Friday, May 31, 2024

Calls for clearer labelling of added sugars

Consumer group Choice is calling for the Government to recommend clear identification of added sugars on food labels, after it found 43 names used by companies to describe the sugar added to food products.

The call follows the recommendation from the World Health Organisation for people to limit the intake of ‘free’ or added sugars to be no more than 10 per cent of a person’s total energy intake, in order to reduce the risk of health issues such as obesity and tooth decay.

Choice spokesman Tom Godfrey says that while some added sugars are easy to identify, such as brown sugar and caster sugar, others, such as agave nectar, high-fructose corn syrup, rapadura and molasses, are not.

“We believe consumers have a right to know what added sugars are in their foods, but, currently, food companies make it very hard for us to work out,” he said.

“On food labels, the nutritional panel doesn’t differentiate between added-sugar content and sugars that naturally occur in the product.

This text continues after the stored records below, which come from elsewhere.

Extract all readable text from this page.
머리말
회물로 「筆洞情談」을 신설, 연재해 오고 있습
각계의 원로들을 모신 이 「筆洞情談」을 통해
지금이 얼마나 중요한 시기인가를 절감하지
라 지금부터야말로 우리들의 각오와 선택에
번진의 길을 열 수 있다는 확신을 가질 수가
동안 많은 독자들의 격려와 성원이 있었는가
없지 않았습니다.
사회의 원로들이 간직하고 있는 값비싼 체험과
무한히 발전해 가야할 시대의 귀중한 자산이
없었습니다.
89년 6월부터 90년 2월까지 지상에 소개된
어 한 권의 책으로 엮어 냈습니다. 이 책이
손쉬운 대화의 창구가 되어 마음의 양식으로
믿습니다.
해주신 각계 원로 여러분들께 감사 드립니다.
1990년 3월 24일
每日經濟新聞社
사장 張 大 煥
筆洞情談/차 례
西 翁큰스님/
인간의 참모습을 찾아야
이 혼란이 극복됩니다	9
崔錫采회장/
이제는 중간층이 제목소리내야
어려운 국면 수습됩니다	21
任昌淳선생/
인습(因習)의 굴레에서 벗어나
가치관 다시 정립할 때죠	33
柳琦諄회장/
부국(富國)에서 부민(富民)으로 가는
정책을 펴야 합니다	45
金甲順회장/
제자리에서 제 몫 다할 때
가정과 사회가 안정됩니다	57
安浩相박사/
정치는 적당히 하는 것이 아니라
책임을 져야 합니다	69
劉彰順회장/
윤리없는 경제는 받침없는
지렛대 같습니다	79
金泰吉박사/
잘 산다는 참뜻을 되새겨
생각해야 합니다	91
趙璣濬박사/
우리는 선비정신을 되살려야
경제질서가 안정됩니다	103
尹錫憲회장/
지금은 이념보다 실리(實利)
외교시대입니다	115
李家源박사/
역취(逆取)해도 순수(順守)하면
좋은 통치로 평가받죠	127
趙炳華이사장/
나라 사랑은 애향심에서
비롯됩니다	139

So the only way for you to find out is by trying to identify these 40-plus different names in the ingredients list.

“Consumers should be able to identify which ingredients listed on food products are added sugars. We believe this could be achieved through a recommendation that is currently being reviewed by our food standards body.”

One of the key recommendations to come out of the Labor government’s 2011 food labelling review was that where sugars are added as separate ingredients in a food, the term ‘added sugars’ should be used in the ingredient list as the generic term, followed by a bracketed list with further details – for example, ‘added sugars (fructose, glucose syrup, honey)’.

“To get this change across the line, we’re calling on consumers to email their state food minister and tell them that they want added sugars to be clearly labelled,” Mr Godfrey said.